Warn when submitting hashes with same key as string and symbol to AR methods?

Hi all,

After we got bit by it a couple times recently, I was thinking of submitting a PR for ActiveRecord that would issue a warning if you submit a hash containing the same key as both a symbol and a string to any of the AR construction methods (create, new, update_attributes, etc…) . As far as I can tell, the behavior when this happens in undefined (and change between Rails 3 and 4 for example).

For example:

attr = { ‘a’ => 123, :a => 456 } ARModel.create!(attr)

In Rails 3, you’ll get an object with the ‘a’ attributes set to 456, in Rails 4, you’ll get 123.

I think this kind of things is almost always unintentional and worth a warning.

I’ll be happy to code this up and submit it if people think it would be useful and accepted.

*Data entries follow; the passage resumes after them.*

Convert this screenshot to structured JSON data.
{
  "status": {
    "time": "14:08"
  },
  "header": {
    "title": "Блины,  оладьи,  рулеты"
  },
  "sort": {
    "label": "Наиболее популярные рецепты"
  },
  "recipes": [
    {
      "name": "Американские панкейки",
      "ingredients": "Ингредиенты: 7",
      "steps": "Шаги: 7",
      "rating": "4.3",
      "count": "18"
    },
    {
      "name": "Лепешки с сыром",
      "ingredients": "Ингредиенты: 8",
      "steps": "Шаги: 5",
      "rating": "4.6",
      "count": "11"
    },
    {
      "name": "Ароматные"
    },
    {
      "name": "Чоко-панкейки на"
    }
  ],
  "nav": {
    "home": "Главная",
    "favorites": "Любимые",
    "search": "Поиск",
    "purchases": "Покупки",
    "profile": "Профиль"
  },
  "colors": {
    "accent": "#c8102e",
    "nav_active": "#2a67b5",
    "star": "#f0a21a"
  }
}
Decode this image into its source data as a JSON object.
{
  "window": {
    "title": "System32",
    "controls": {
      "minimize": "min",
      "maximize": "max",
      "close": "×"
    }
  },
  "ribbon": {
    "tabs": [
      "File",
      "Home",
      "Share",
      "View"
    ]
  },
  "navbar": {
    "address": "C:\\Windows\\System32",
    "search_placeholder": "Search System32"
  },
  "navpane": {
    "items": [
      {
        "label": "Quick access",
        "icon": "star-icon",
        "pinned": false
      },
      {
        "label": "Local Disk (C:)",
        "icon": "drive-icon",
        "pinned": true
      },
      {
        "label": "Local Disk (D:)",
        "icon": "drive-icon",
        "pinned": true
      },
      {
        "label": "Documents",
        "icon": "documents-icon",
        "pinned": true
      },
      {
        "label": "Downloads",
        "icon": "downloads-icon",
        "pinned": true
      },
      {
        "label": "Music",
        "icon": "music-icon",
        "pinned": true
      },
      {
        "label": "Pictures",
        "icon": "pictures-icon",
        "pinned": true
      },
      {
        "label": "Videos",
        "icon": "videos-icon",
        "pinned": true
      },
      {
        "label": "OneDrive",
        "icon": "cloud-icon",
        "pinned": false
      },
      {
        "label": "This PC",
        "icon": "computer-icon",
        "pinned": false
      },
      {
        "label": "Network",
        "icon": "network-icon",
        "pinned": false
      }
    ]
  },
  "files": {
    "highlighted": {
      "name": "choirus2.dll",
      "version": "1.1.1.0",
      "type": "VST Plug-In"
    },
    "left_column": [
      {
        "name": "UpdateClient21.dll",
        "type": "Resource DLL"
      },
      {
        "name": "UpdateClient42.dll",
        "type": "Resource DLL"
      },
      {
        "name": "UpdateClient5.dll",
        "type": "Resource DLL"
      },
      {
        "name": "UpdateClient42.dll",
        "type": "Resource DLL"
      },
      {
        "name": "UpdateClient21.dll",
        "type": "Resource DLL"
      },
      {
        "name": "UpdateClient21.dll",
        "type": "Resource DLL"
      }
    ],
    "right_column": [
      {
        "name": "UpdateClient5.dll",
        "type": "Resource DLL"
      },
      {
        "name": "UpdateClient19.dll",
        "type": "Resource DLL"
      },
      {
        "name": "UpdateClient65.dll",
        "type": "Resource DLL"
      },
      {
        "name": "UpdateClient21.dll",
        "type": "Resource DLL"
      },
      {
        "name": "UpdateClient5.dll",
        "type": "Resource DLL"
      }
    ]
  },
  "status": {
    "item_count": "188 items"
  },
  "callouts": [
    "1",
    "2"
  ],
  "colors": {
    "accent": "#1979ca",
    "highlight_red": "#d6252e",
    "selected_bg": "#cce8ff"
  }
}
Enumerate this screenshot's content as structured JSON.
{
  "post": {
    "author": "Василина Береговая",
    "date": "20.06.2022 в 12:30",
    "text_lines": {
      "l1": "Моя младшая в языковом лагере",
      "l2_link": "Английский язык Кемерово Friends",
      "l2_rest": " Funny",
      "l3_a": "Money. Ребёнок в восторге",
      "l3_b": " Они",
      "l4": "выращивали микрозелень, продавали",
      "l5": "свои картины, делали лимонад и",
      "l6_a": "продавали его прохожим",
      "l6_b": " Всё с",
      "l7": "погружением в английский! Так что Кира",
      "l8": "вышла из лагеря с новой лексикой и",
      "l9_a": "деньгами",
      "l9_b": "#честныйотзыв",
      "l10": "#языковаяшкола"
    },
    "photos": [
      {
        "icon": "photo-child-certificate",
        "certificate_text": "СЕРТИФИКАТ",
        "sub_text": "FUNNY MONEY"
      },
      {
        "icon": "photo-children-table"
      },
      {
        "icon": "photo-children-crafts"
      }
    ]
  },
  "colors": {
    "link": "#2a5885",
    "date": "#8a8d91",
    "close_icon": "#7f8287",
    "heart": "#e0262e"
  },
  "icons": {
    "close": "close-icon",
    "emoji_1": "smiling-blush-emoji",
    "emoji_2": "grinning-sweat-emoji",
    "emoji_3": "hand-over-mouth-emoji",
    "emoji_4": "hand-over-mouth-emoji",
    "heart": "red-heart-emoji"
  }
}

Please let me know your thoughts and feedback.

Thanks,

Andrew

I’d label this purely as undefined behavior and such cases shouldn’t occur in the first place.

Andrew,

I agree they shouldn’t happen in the first place, but unfortunately they crop up in the real world, you get a hash from a JSON object and mix that with some params, and you might do this without even realizing it.

This is why I propose that AR spit out a warning message (perhaps upgraded to an error in future versions) if this happens.

Andrew

It’s going to be really expensive to check that on every call. Maybe it could be a good feature for a gem you only use in development.

Richard,

Thanks for your input. Perhaps controlled by a config variable (a la the old whiny_nils)? Can be off by default and turned on if desired what ever environments you want (probably dev and test)

Thanks,

Andrew

Perhaps controlled by a config variable (a la the old whiny_nils)?

I would prefer not. We are way overloaded with config options. Those options aren’t free, adding each feature behind a config flag requires maintenance and support. Instead have bundler be your config flag. If it’s important enough to add to Rails Core, it should be important enough to make its own gem. If that gem is so insanely wildly downloaded that everyone uses it then maybe we can consider adding it as a configuration option.